Tanshinone IIA is a natural bioactive compound found in the root of Salvia miltiorrhiza, a traditional Chinese herb known as Danshen. It is a lipid-soluble substance and belongs to the class of diterpenes called tanshinones. Tanshinone IIA has been thoroughly examined for its pharmacological activities, particularly its potential benefits in cardiovascular health.

Cardiac fibrosis: Tanshinone IIA was found to protect neonatal cardiomyocytes from hypoxia-induced apoptosis [171]. The protective effects were linked to the elevated expression of miR-133 and activation of the ERK1/2 pathway [171], indicating a possible mechanism by which tanshinone IIA exhibits cardioprotective properties.

Ursolic acid is a natural compound found in diverse plants, including apple peels, rosemary, and holy basil.
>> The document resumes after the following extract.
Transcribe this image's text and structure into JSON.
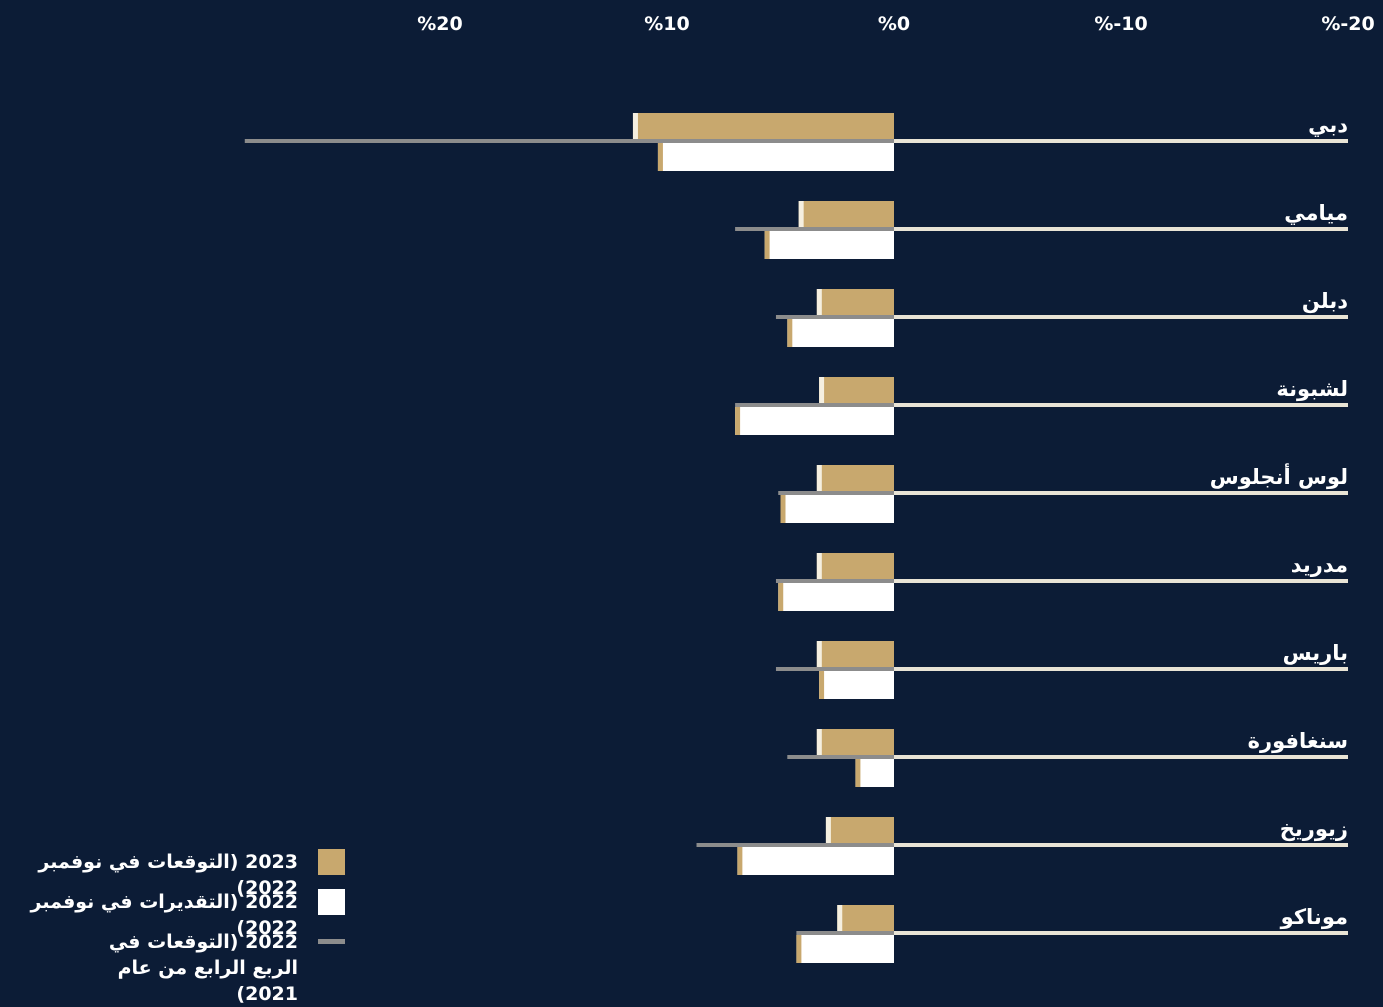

It belongs to a class of triterpenoids known for their pharmacological properties.

Cardiac fibrosis: Ursolic acid has been found to alleviate myocardial fibrosis and pathological cardiac hypertrophy in mice [172]. The underlying mechanism of these effects indicates the involvement of inhibition of the miR-21/ERK signaling pathway [172]. These data propose that ursolic acid may possess therapeutic promise for treating myocardial fibrosis and cardiac-related complications.
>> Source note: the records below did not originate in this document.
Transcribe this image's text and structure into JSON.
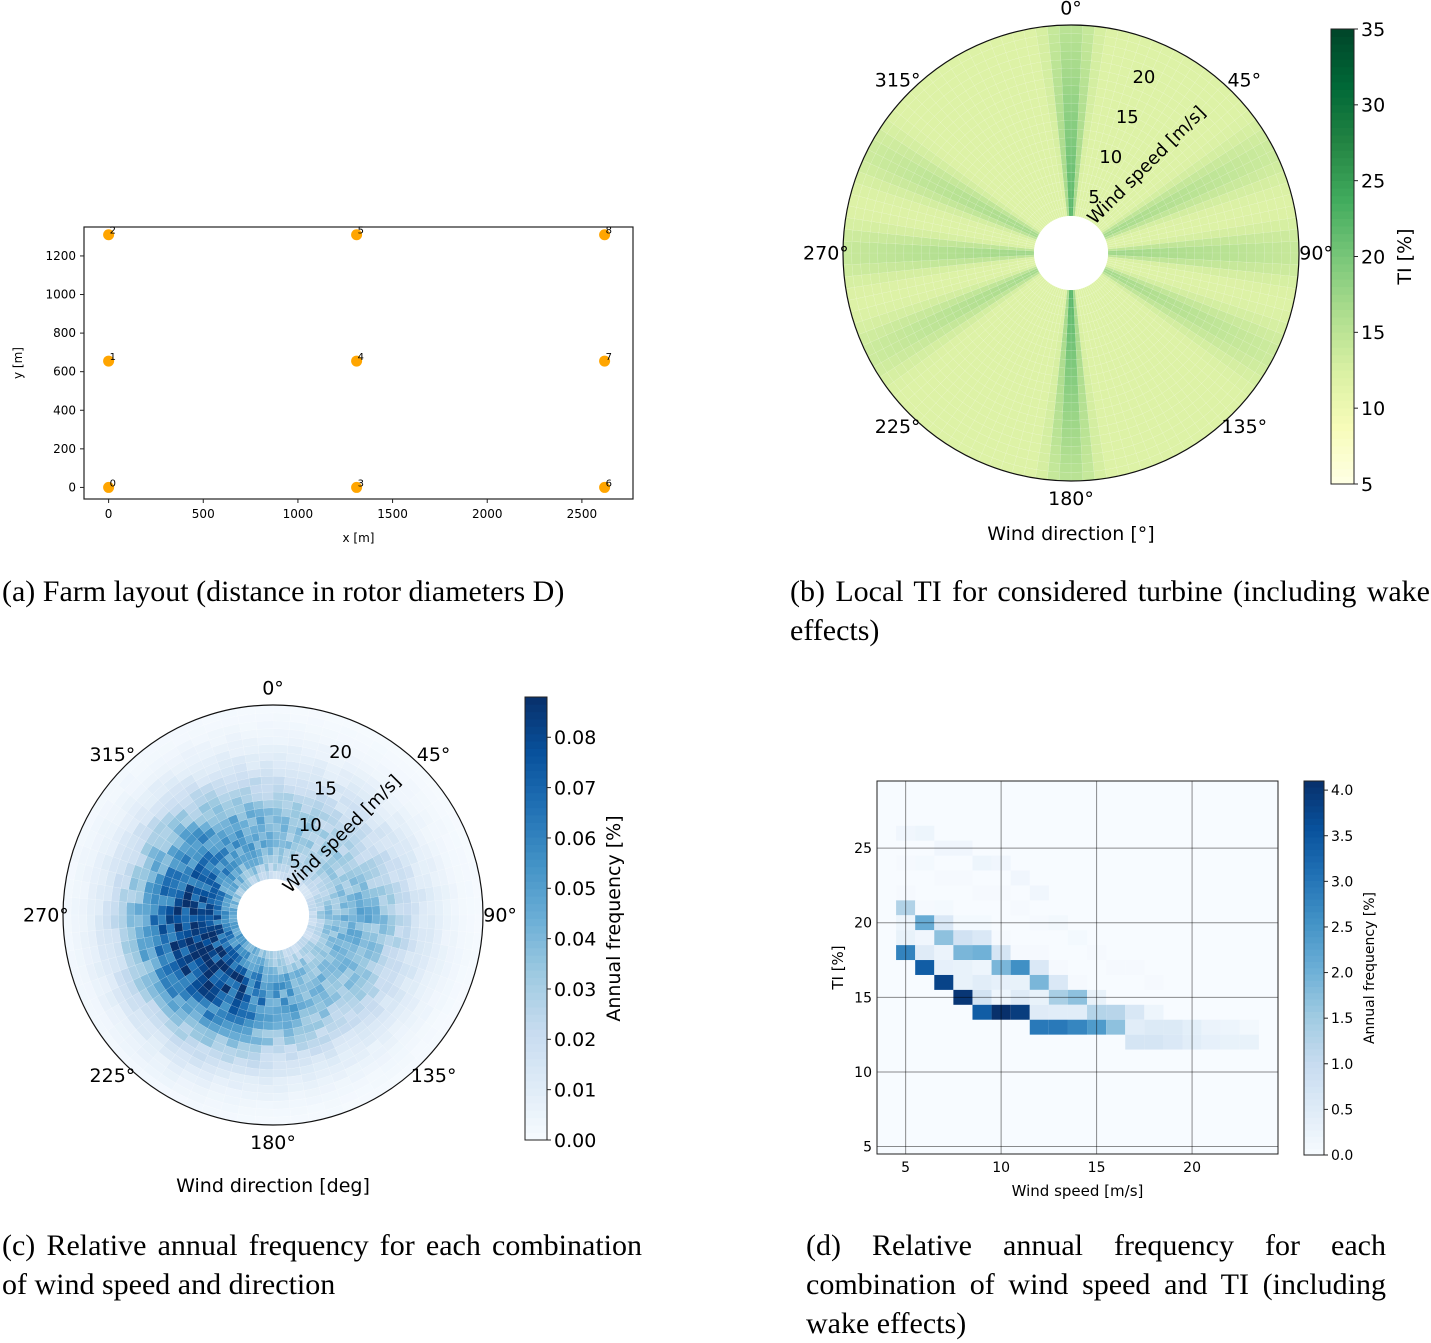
{
  "chart_data": [
    {
      "id": "a",
      "type": "scatter",
      "title": "",
      "xlabel": "x [m]",
      "ylabel": "y [m]",
      "xlim": [
        -130,
        2770
      ],
      "ylim": [
        -60,
        1350
      ],
      "xticks": [
        0,
        500,
        1000,
        1500,
        2000,
        2500
      ],
      "yticks": [
        0,
        200,
        400,
        600,
        800,
        1000,
        1200
      ],
      "marker_color": "#ffa500",
      "points": [
        {
          "label": "0",
          "x": 0,
          "y": 0
        },
        {
          "label": "1",
          "x": 0,
          "y": 655
        },
        {
          "label": "2",
          "x": 0,
          "y": 1310
        },
        {
          "label": "3",
          "x": 1310,
          "y": 0
        },
        {
          "label": "4",
          "x": 1310,
          "y": 655
        },
        {
          "label": "5",
          "x": 1310,
          "y": 1310
        },
        {
          "label": "6",
          "x": 2620,
          "y": 0
        },
        {
          "label": "7",
          "x": 2620,
          "y": 655
        },
        {
          "label": "8",
          "x": 2620,
          "y": 1310
        }
      ],
      "grid": false,
      "caption": "(a) Farm layout (distance in rotor diameters D)"
    },
    {
      "id": "b",
      "type": "heatmap",
      "projection": "polar",
      "xlabel": "Wind direction [°]",
      "radial_label": "Wind speed [m/s]",
      "angle_ticks": [
        "0°",
        "45°",
        "90°",
        "135°",
        "180°",
        "225°",
        "270°",
        "315°"
      ],
      "radial_ticks": [
        5,
        10,
        15,
        20
      ],
      "rlim": [
        3,
        25
      ],
      "colorbar": {
        "label": "TI [%]",
        "cmap": "YlGn",
        "vmin": 5,
        "vmax": 35,
        "ticks": [
          5,
          10,
          15,
          20,
          25,
          30,
          35
        ]
      },
      "ambient_ti": 12,
      "wake_sectors": [
        {
          "direction": 0,
          "half_width": 8,
          "peak_ti_low_speed": 23,
          "peak_ti_high_speed": 15
        },
        {
          "direction": 63,
          "half_width": 10,
          "peak_ti_low_speed": 17,
          "peak_ti_high_speed": 13.5
        },
        {
          "direction": 90,
          "half_width": 9,
          "peak_ti_low_speed": 17.5,
          "peak_ti_high_speed": 14
        },
        {
          "direction": 117,
          "half_width": 10,
          "peak_ti_low_speed": 17,
          "peak_ti_high_speed": 13.5
        },
        {
          "direction": 180,
          "half_width": 8,
          "peak_ti_low_speed": 23,
          "peak_ti_high_speed": 15
        },
        {
          "direction": 243,
          "half_width": 10,
          "peak_ti_low_speed": 17,
          "peak_ti_high_speed": 13.5
        },
        {
          "direction": 270,
          "half_width": 9,
          "peak_ti_low_speed": 17.5,
          "peak_ti_high_speed": 14
        },
        {
          "direction": 297,
          "half_width": 10,
          "peak_ti_low_speed": 17,
          "peak_ti_high_speed": 13.5
        }
      ],
      "caption": "(b) Local TI for considered turbine (including wake effects)"
    },
    {
      "id": "c",
      "type": "heatmap",
      "projection": "polar",
      "xlabel": "Wind direction [deg]",
      "radial_label": "Wind speed [m/s]",
      "angle_ticks": [
        "0°",
        "45°",
        "90°",
        "135°",
        "180°",
        "225°",
        "270°",
        "315°"
      ],
      "radial_ticks": [
        5,
        10,
        15,
        20
      ],
      "rlim": [
        3,
        25
      ],
      "colorbar": {
        "label": "Annual frequency [%]",
        "cmap": "Blues",
        "vmin": 0.0,
        "vmax": 0.088,
        "ticks": [
          "0.00",
          "0.01",
          "0.02",
          "0.03",
          "0.04",
          "0.05",
          "0.06",
          "0.07",
          "0.08"
        ]
      },
      "direction_weight": [
        {
          "direction": 0,
          "weight": 0.45
        },
        {
          "direction": 30,
          "weight": 0.35
        },
        {
          "direction": 60,
          "weight": 0.35
        },
        {
          "direction": 90,
          "weight": 0.5
        },
        {
          "direction": 120,
          "weight": 0.45
        },
        {
          "direction": 150,
          "weight": 0.45
        },
        {
          "direction": 180,
          "weight": 0.6
        },
        {
          "direction": 210,
          "weight": 0.9
        },
        {
          "direction": 240,
          "weight": 1.0
        },
        {
          "direction": 270,
          "weight": 0.95
        },
        {
          "direction": 300,
          "weight": 0.75
        },
        {
          "direction": 330,
          "weight": 0.6
        }
      ],
      "peak_speed": 10,
      "peak_value": 0.085,
      "caption": "(c) Relative annual frequency for each combination of wind speed and direction"
    },
    {
      "id": "d",
      "type": "heatmap",
      "xlabel": "Wind speed [m/s]",
      "ylabel": "TI [%]",
      "xlim": [
        3.5,
        24.5
      ],
      "ylim": [
        4.5,
        29.5
      ],
      "xticks": [
        5,
        10,
        15,
        20
      ],
      "yticks": [
        5,
        10,
        15,
        20,
        25
      ],
      "grid": true,
      "colorbar": {
        "label": "Annual frequency [%]",
        "cmap": "Blues",
        "vmin": 0.0,
        "vmax": 4.1,
        "ticks": [
          "0.0",
          "0.5",
          "1.0",
          "1.5",
          "2.0",
          "2.5",
          "3.0",
          "3.5",
          "4.0"
        ]
      },
      "cells": [
        {
          "ws": 5,
          "ti": 26,
          "v": 0.15
        },
        {
          "ws": 6,
          "ti": 26,
          "v": 0.2
        },
        {
          "ws": 7,
          "ti": 25,
          "v": 0.15
        },
        {
          "ws": 8,
          "ti": 25,
          "v": 0.15
        },
        {
          "ws": 5,
          "ti": 24,
          "v": 0.05
        },
        {
          "ws": 6,
          "ti": 24,
          "v": 0.08
        },
        {
          "ws": 9,
          "ti": 24,
          "v": 0.2
        },
        {
          "ws": 10,
          "ti": 24,
          "v": 0.15
        },
        {
          "ws": 7,
          "ti": 23,
          "v": 0.05
        },
        {
          "ws": 8,
          "ti": 23,
          "v": 0.05
        },
        {
          "ws": 11,
          "ti": 23,
          "v": 0.15
        },
        {
          "ws": 5,
          "ti": 22,
          "v": 0.05
        },
        {
          "ws": 9,
          "ti": 22,
          "v": 0.05
        },
        {
          "ws": 10,
          "ti": 22,
          "v": 0.05
        },
        {
          "ws": 12,
          "ti": 22,
          "v": 0.15
        },
        {
          "ws": 5,
          "ti": 21,
          "v": 1.3
        },
        {
          "ws": 6,
          "ti": 21,
          "v": 0.05
        },
        {
          "ws": 7,
          "ti": 21,
          "v": 0.08
        },
        {
          "ws": 11,
          "ti": 21,
          "v": 0.05
        },
        {
          "ws": 5,
          "ti": 20,
          "v": 0.2
        },
        {
          "ws": 6,
          "ti": 20,
          "v": 2.1
        },
        {
          "ws": 7,
          "ti": 20,
          "v": 0.6
        },
        {
          "ws": 8,
          "ti": 20,
          "v": 0.08
        },
        {
          "ws": 9,
          "ti": 20,
          "v": 0.08
        },
        {
          "ws": 12,
          "ti": 20,
          "v": 0.05
        },
        {
          "ws": 13,
          "ti": 20,
          "v": 0.1
        },
        {
          "ws": 5,
          "ti": 19,
          "v": 0.3
        },
        {
          "ws": 6,
          "ti": 19,
          "v": 0.15
        },
        {
          "ws": 7,
          "ti": 19,
          "v": 1.7
        },
        {
          "ws": 8,
          "ti": 19,
          "v": 0.8
        },
        {
          "ws": 9,
          "ti": 19,
          "v": 0.6
        },
        {
          "ws": 10,
          "ti": 19,
          "v": 0.05
        },
        {
          "ws": 14,
          "ti": 19,
          "v": 0.08
        },
        {
          "ws": 5,
          "ti": 18,
          "v": 2.8
        },
        {
          "ws": 6,
          "ti": 18,
          "v": 0.5
        },
        {
          "ws": 7,
          "ti": 18,
          "v": 0.25
        },
        {
          "ws": 8,
          "ti": 18,
          "v": 1.9
        },
        {
          "ws": 9,
          "ti": 18,
          "v": 2.0
        },
        {
          "ws": 10,
          "ti": 18,
          "v": 0.7
        },
        {
          "ws": 11,
          "ti": 18,
          "v": 0.05
        },
        {
          "ws": 12,
          "ti": 18,
          "v": 0.05
        },
        {
          "ws": 15,
          "ti": 18,
          "v": 0.05
        },
        {
          "ws": 6,
          "ti": 17,
          "v": 3.4
        },
        {
          "ws": 7,
          "ti": 17,
          "v": 0.35
        },
        {
          "ws": 8,
          "ti": 17,
          "v": 0.3
        },
        {
          "ws": 9,
          "ti": 17,
          "v": 0.2
        },
        {
          "ws": 10,
          "ti": 17,
          "v": 1.9
        },
        {
          "ws": 11,
          "ti": 17,
          "v": 2.6
        },
        {
          "ws": 12,
          "ti": 17,
          "v": 0.6
        },
        {
          "ws": 13,
          "ti": 17,
          "v": 0.05
        },
        {
          "ws": 16,
          "ti": 17,
          "v": 0.05
        },
        {
          "ws": 17,
          "ti": 17,
          "v": 0.05
        },
        {
          "ws": 7,
          "ti": 16,
          "v": 3.8
        },
        {
          "ws": 8,
          "ti": 16,
          "v": 0.3
        },
        {
          "ws": 9,
          "ti": 16,
          "v": 0.45
        },
        {
          "ws": 10,
          "ti": 16,
          "v": 0.35
        },
        {
          "ws": 11,
          "ti": 16,
          "v": 0.3
        },
        {
          "ws": 12,
          "ti": 16,
          "v": 1.9
        },
        {
          "ws": 13,
          "ti": 16,
          "v": 0.6
        },
        {
          "ws": 14,
          "ti": 16,
          "v": 0.05
        },
        {
          "ws": 18,
          "ti": 16,
          "v": 0.05
        },
        {
          "ws": 8,
          "ti": 15,
          "v": 4.0
        },
        {
          "ws": 9,
          "ti": 15,
          "v": 0.75
        },
        {
          "ws": 10,
          "ti": 15,
          "v": 0.2
        },
        {
          "ws": 11,
          "ti": 15,
          "v": 0.5
        },
        {
          "ws": 12,
          "ti": 15,
          "v": 0.3
        },
        {
          "ws": 13,
          "ti": 15,
          "v": 1.4
        },
        {
          "ws": 14,
          "ti": 15,
          "v": 1.7
        },
        {
          "ws": 15,
          "ti": 15,
          "v": 0.3
        },
        {
          "ws": 9,
          "ti": 14,
          "v": 3.4
        },
        {
          "ws": 10,
          "ti": 14,
          "v": 4.1
        },
        {
          "ws": 11,
          "ti": 14,
          "v": 3.9
        },
        {
          "ws": 12,
          "ti": 14,
          "v": 0.5
        },
        {
          "ws": 13,
          "ti": 14,
          "v": 0.45
        },
        {
          "ws": 14,
          "ti": 14,
          "v": 0.45
        },
        {
          "ws": 15,
          "ti": 14,
          "v": 1.25
        },
        {
          "ws": 16,
          "ti": 14,
          "v": 1.2
        },
        {
          "ws": 17,
          "ti": 14,
          "v": 0.65
        },
        {
          "ws": 18,
          "ti": 14,
          "v": 0.2
        },
        {
          "ws": 12,
          "ti": 13,
          "v": 2.95
        },
        {
          "ws": 13,
          "ti": 13,
          "v": 2.95
        },
        {
          "ws": 14,
          "ti": 13,
          "v": 2.75
        },
        {
          "ws": 15,
          "ti": 13,
          "v": 2.4
        },
        {
          "ws": 16,
          "ti": 13,
          "v": 1.7
        },
        {
          "ws": 17,
          "ti": 13,
          "v": 0.45
        },
        {
          "ws": 18,
          "ti": 13,
          "v": 0.55
        },
        {
          "ws": 19,
          "ti": 13,
          "v": 0.55
        },
        {
          "ws": 20,
          "ti": 13,
          "v": 0.4
        },
        {
          "ws": 21,
          "ti": 13,
          "v": 0.25
        },
        {
          "ws": 22,
          "ti": 13,
          "v": 0.2
        },
        {
          "ws": 23,
          "ti": 13,
          "v": 0.1
        },
        {
          "ws": 17,
          "ti": 12,
          "v": 0.7
        },
        {
          "ws": 18,
          "ti": 12,
          "v": 0.7
        },
        {
          "ws": 19,
          "ti": 12,
          "v": 0.6
        },
        {
          "ws": 20,
          "ti": 12,
          "v": 0.45
        },
        {
          "ws": 21,
          "ti": 12,
          "v": 0.35
        },
        {
          "ws": 22,
          "ti": 12,
          "v": 0.3
        },
        {
          "ws": 23,
          "ti": 12,
          "v": 0.3
        }
      ],
      "caption": "(d) Relative annual frequency for each combination of wind speed and TI (including wake effects)"
    }
  ],
  "captions": {
    "a": "(a) Farm layout (distance in rotor diameters D)",
    "b": "(b) Local TI for considered turbine (including wake effects)",
    "c": "(c) Relative annual frequency for each combination of wind speed and direction",
    "d": "(d) Relative annual frequency for each combination of wind speed and TI (including wake effects)"
  }
}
The potential therapeutic benefits of targeting specific miRNAs involved in fibrosis are increasingly evident. Antisense oligonucleotides, antagomirs, small molecule modulators, and natural compounds have become prominent viable strategies for controlling the actions of pro-fibrotic or anti-fibrotic miRNAs. These strategies suggest various alternatives for developing therapeutic drugs to tackle fibrotic disorders.